Rüstung: Rheinmetall bekommt Flugabwehr-Auftrag aus Rom
Düsseldorf, Rom. Rheinmetall hat sein neues Flugabwehrsystem Skynex erstmals komplett an einen Nato-Staat verkauft. Man habe einen Auftrag von Italien über zunächst 73 Millionen Euro bekommen, teilte Deutschlands größter Rüstungskonzern in Düsseldorf mit.
Es geht um ein System mit einer Sensoreinheit zur Luftraumüberwachung, einer Einsatzzentrale und vier 35-Millimeter-Geschützen, die den Angaben zufolge bis zu 1000 Schuss pro Minute abgeben können. Der Vertrag beinhaltet die Option auf drei weitere Systeme – insgesamt könnte Rheinmetall knapp 280 Millionen Euro bekommen. Die Lieferung des ersten Pilotsystems soll bis Mitte 2026 abgeschlossen sein.

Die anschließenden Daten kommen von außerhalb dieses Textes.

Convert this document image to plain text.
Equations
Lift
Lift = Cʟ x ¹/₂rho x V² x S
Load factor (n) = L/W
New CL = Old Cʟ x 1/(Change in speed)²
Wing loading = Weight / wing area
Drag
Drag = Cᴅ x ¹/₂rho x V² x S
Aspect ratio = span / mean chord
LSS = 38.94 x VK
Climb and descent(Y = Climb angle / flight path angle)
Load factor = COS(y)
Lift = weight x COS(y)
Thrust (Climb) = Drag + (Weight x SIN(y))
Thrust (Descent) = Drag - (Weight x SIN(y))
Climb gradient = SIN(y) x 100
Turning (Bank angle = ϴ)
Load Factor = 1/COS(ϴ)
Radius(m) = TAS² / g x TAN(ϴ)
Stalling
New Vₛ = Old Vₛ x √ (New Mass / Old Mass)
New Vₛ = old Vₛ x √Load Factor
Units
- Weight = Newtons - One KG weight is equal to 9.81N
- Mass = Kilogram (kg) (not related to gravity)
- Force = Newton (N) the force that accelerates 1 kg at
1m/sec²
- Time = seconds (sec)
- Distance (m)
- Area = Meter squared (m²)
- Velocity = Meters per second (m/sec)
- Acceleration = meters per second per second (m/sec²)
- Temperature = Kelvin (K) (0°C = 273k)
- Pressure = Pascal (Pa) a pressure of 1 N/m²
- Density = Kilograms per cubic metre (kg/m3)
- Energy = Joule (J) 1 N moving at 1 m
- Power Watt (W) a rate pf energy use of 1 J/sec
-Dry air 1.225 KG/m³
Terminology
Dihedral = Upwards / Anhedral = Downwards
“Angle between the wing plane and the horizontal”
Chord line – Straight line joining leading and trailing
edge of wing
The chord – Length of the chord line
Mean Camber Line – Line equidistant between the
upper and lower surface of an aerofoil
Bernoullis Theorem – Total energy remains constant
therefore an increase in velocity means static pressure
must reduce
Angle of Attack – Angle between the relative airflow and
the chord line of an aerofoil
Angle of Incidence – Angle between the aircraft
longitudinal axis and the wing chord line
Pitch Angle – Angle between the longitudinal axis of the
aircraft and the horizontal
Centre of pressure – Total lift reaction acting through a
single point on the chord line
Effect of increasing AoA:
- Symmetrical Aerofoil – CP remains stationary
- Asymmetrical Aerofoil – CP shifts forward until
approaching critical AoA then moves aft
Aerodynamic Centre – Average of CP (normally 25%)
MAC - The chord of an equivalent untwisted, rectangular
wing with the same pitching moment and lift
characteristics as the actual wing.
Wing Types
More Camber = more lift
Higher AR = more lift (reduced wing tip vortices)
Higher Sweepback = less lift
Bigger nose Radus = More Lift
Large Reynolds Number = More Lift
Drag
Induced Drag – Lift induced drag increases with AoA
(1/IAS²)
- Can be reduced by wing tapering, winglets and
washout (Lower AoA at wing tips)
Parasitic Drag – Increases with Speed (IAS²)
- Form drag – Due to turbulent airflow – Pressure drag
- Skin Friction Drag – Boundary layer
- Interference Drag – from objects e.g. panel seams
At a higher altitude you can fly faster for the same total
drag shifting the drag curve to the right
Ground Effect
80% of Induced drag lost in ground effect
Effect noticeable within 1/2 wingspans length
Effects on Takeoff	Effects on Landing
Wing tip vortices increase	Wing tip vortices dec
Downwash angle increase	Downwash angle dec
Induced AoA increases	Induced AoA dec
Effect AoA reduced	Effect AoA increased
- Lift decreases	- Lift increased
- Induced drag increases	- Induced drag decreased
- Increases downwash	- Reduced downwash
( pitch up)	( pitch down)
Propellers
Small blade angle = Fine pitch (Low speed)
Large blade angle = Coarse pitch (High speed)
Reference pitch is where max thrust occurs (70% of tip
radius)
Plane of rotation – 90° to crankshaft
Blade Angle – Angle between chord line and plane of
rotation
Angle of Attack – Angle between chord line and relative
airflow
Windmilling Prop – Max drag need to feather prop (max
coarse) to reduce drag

An Rumänien hat Rheinmetall das Flugabwehrsystem bereits verkauft, jedoch ohne Kanonen – Rumänien nutzt seine bisherigen Flugabwehrkanonen weiter, modernisiert seine Anlagen aber mit Rheinmetall-Komponenten. Außerdem ist Skynex bereits in der Ukraine im Einsatz.
Das System gehört zur sogenannten Skyranger-Reihe von Rheinmetall. Während es sich bei den Skyranger-Systemen um mobile Luftverteidigungseinheiten handelt, sind die Skynex-Systeme stationär.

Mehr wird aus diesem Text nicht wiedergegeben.